Baca berita tanpa iklan. Gabung Kompas.com+

Politik Upah Buruh Murah

Kompas.com - 28/01/2012, 02:14 WIB

Syahganda Nainggolan

Kompas menempatkan peristiwa demonstrasi buruh di Bekasi terkait penuntutan kelayakan upah dalam berita utama berjudul ”Perlu Format Baru Pengupahan” (20/1/12).

Kompas mengulas lagi dalam tajuk rencana keesokan harinya bahwa ”... gejolak selama ini terutama bersumber dari sistem pengupahan yang rawan konflik, tak adil, dan tak menjamin kesinambungan ekonomi yang menguntungkan semua pihak”.

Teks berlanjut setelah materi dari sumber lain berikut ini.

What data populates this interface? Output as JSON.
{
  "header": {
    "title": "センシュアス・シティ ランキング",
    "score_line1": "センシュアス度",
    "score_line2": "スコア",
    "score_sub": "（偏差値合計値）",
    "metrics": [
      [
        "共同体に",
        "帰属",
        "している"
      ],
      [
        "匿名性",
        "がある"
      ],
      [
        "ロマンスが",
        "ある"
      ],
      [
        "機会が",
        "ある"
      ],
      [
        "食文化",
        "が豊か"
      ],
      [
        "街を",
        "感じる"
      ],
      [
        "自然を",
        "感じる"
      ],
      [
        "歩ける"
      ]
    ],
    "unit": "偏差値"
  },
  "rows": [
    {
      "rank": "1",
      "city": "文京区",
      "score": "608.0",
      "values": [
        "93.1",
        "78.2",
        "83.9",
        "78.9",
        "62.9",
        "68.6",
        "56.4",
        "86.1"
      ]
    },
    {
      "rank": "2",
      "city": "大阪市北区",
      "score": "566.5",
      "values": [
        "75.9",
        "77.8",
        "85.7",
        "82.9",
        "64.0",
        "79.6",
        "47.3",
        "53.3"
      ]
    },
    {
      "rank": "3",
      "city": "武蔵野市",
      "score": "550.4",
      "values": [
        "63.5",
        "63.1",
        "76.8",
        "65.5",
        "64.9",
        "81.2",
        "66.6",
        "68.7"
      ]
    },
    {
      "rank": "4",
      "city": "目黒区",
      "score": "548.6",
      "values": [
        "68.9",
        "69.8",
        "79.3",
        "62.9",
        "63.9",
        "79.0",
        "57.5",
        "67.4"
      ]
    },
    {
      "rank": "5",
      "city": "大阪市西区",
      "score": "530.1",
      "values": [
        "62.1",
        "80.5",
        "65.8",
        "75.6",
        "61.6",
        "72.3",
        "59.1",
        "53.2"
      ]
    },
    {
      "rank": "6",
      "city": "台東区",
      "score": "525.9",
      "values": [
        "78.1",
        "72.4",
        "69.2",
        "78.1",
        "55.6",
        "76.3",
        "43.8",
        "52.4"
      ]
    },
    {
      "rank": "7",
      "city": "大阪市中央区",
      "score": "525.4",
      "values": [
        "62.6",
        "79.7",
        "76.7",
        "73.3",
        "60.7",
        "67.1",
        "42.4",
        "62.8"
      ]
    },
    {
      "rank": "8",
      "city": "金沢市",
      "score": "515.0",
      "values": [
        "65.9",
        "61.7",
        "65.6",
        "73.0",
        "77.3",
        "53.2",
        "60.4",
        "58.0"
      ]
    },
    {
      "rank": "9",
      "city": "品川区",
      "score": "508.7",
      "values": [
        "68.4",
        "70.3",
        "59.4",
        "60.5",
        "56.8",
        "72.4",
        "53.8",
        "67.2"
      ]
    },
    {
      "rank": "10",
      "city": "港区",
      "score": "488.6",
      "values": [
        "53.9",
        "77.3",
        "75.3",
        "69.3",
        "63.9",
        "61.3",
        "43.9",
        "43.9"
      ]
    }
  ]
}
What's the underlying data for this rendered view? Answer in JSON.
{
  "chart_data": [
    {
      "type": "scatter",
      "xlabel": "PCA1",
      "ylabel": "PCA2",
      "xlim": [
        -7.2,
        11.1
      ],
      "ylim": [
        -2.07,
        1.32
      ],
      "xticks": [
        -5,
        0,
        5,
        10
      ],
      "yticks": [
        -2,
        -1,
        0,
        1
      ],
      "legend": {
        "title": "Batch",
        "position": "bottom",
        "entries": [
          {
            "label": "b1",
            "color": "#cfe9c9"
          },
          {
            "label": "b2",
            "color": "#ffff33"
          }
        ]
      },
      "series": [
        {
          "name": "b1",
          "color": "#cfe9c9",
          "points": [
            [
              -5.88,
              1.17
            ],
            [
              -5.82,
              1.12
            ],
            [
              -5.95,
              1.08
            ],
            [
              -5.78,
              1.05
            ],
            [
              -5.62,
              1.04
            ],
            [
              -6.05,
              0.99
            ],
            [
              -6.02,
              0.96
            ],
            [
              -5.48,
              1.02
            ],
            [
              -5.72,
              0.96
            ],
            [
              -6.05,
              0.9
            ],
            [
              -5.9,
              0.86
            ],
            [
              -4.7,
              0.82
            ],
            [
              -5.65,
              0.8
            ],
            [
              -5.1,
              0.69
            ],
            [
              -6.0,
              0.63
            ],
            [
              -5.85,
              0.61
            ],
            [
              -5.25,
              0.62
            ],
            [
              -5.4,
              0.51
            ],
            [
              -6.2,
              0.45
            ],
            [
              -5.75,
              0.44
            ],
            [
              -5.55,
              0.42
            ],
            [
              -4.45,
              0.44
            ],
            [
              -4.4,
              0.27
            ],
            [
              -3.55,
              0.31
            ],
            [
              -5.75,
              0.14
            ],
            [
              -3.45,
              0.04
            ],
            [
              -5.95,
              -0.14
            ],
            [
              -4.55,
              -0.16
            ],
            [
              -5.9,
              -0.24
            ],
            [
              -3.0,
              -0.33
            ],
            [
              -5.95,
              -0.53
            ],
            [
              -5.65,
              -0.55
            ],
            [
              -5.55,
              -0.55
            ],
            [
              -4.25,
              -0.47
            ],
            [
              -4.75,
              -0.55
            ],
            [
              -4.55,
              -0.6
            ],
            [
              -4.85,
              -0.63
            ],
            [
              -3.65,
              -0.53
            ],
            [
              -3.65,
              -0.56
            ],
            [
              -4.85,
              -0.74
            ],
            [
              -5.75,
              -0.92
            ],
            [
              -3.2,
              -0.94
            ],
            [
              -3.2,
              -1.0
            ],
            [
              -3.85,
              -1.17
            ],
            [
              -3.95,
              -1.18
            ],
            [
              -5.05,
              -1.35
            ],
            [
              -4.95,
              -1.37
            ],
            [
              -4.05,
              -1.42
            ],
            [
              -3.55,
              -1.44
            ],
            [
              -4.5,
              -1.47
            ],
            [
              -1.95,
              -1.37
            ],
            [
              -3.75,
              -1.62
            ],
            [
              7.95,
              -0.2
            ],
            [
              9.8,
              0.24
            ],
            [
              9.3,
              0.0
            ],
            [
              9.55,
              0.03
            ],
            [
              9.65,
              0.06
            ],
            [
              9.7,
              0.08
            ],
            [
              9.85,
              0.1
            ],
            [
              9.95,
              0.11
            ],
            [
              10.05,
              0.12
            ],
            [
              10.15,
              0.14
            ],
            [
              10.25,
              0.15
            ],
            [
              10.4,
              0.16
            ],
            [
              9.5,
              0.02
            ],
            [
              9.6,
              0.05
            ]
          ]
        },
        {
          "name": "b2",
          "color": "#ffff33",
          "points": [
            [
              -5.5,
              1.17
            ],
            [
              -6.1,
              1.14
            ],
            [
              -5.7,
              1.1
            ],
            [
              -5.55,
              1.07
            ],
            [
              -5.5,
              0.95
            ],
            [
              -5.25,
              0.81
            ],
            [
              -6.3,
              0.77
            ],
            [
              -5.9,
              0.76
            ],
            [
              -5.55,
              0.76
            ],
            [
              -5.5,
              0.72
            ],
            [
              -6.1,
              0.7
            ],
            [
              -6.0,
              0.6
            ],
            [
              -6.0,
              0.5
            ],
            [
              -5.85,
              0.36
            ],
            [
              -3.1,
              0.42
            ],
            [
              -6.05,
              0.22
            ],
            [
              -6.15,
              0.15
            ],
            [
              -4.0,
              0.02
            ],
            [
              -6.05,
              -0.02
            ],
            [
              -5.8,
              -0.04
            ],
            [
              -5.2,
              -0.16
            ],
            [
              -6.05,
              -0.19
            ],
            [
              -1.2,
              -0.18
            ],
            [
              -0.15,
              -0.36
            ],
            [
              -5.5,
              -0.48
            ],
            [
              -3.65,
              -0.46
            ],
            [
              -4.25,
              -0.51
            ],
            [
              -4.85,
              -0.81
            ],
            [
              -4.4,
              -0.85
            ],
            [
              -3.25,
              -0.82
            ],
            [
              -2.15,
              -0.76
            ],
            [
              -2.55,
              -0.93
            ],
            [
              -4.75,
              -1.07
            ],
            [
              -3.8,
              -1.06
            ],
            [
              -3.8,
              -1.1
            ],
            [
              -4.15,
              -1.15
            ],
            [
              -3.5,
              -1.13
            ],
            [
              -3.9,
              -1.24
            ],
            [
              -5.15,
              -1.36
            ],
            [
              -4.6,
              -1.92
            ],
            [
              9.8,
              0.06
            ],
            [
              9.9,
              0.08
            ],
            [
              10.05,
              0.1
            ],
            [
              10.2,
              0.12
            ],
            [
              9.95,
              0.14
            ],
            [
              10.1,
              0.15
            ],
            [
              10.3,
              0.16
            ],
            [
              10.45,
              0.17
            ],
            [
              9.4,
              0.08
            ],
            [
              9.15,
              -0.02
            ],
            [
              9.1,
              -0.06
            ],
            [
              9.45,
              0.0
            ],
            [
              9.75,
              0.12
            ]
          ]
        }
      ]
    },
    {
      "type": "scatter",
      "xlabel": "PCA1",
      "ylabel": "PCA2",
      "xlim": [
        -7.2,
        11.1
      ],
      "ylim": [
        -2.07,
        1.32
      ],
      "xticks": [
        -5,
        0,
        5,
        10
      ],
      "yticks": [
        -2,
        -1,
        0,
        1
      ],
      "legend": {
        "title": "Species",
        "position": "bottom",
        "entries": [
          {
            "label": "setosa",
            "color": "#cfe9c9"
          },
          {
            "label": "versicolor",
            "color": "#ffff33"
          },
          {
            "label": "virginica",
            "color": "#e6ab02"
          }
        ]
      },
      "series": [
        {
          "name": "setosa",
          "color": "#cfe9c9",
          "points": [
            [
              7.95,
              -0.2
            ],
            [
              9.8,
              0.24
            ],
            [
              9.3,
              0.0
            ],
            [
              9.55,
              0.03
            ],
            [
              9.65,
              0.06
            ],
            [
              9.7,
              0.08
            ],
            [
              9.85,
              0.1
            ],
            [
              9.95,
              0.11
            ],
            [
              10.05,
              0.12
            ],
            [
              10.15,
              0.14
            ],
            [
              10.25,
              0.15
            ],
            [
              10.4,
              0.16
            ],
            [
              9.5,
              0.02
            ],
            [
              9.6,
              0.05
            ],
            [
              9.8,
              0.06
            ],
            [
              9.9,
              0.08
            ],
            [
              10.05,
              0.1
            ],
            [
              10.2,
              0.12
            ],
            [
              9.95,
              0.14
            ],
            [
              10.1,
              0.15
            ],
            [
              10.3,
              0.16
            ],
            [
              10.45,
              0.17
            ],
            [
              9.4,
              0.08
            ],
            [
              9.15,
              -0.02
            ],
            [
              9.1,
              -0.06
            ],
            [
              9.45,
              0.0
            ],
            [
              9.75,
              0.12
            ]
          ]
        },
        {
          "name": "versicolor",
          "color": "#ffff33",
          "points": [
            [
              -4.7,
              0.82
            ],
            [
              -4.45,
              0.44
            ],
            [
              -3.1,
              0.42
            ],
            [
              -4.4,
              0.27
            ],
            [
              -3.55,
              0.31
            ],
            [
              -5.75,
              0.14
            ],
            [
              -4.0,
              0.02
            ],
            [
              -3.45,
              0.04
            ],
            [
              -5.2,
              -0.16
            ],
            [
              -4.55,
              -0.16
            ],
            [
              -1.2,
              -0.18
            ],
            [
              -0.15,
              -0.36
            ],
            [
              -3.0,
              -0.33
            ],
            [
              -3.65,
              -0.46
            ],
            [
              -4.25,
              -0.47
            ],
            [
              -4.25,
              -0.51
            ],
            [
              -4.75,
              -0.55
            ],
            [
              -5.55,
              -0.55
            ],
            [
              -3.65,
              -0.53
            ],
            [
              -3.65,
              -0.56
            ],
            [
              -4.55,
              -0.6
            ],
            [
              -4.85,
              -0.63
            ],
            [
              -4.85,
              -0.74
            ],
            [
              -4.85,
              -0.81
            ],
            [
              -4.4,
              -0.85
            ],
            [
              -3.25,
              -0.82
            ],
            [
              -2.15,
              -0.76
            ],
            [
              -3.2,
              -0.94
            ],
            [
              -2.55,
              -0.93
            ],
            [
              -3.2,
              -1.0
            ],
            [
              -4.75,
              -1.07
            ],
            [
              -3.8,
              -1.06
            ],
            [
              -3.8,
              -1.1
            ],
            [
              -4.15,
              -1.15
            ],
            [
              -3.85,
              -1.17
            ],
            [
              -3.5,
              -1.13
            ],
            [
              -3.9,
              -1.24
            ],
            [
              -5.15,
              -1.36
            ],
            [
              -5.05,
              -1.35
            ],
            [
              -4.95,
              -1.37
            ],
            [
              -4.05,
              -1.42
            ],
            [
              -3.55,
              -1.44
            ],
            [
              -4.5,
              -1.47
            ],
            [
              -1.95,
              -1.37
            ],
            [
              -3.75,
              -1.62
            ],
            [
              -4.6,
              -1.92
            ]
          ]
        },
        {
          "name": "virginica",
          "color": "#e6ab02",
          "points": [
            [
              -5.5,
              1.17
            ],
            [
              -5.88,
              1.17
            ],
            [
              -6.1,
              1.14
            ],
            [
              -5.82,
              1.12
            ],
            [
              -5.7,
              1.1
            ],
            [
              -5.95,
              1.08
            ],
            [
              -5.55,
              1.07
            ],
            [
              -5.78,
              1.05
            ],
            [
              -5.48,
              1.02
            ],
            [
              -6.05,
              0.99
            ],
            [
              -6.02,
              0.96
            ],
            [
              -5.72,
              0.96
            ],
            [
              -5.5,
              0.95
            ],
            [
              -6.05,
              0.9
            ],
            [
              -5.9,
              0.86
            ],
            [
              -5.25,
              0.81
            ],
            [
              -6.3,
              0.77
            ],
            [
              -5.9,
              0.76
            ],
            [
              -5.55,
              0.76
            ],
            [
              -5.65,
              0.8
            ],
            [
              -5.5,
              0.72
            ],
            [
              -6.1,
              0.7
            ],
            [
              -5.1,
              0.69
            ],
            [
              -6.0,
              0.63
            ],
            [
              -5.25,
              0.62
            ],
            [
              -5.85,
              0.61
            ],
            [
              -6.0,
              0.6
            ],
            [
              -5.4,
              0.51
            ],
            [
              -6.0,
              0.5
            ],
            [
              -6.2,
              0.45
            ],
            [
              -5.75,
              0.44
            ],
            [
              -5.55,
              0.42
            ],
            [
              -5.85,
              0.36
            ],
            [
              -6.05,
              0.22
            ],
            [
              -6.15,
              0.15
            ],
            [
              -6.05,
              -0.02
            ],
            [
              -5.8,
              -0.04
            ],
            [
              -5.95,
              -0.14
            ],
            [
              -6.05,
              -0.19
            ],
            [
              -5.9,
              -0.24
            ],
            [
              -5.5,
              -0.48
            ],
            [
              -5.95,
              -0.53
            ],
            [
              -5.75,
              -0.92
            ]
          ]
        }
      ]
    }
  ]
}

Apakah tingkat kesejahteraan buruh semakin buruk belakangan ini? Mengapa sistem pengupahan dianggap tidak adil? Apakah politik upah buruh murah memang menjadi kunci klaim sukses pembangunan selama ini? Apakah benar investor akan kabur dengan situasi perburuhan yang semakin panas ini? Apa yang harus diubah, format upah atau paradigmanya? Bagaimana negara seharusnya berperan?

Paradigma upah murah

Terkait upah, penelitian LSM Akatiga tahun 2009 di sektor tekstil dan garmen menunjukkan, di sembilan kabupaten meliputi 50 pabrik, rata-rata upah total (Rp 1.099.253) hanya mencukupi 74,3 persen rata-rata pengeluaran riil dan upah minimum kota (UMK) hanya mencukupi 62,4 persen rata-rata pengeluaran riil buruh (Rp 1.467.896).

Gambaran upah itu tidak berbeda dengan ilustrasi Manning (1993). Tahun 1990/1991—setelah lebih dari 20 tahun industrialisasi era Orde Baru—upah buruh tekstil di Bandung per hari setara dengan 4 kg beras. Buruh yang telah lelah sepanjang hari masih harus memikirkan tambahan penghasilan untuk menutupi keperluan keluarga. Banyak yang terlibat utang kepada rentenir dan beberapa buruh wanita bekerja ”ekstra” pada malam hari.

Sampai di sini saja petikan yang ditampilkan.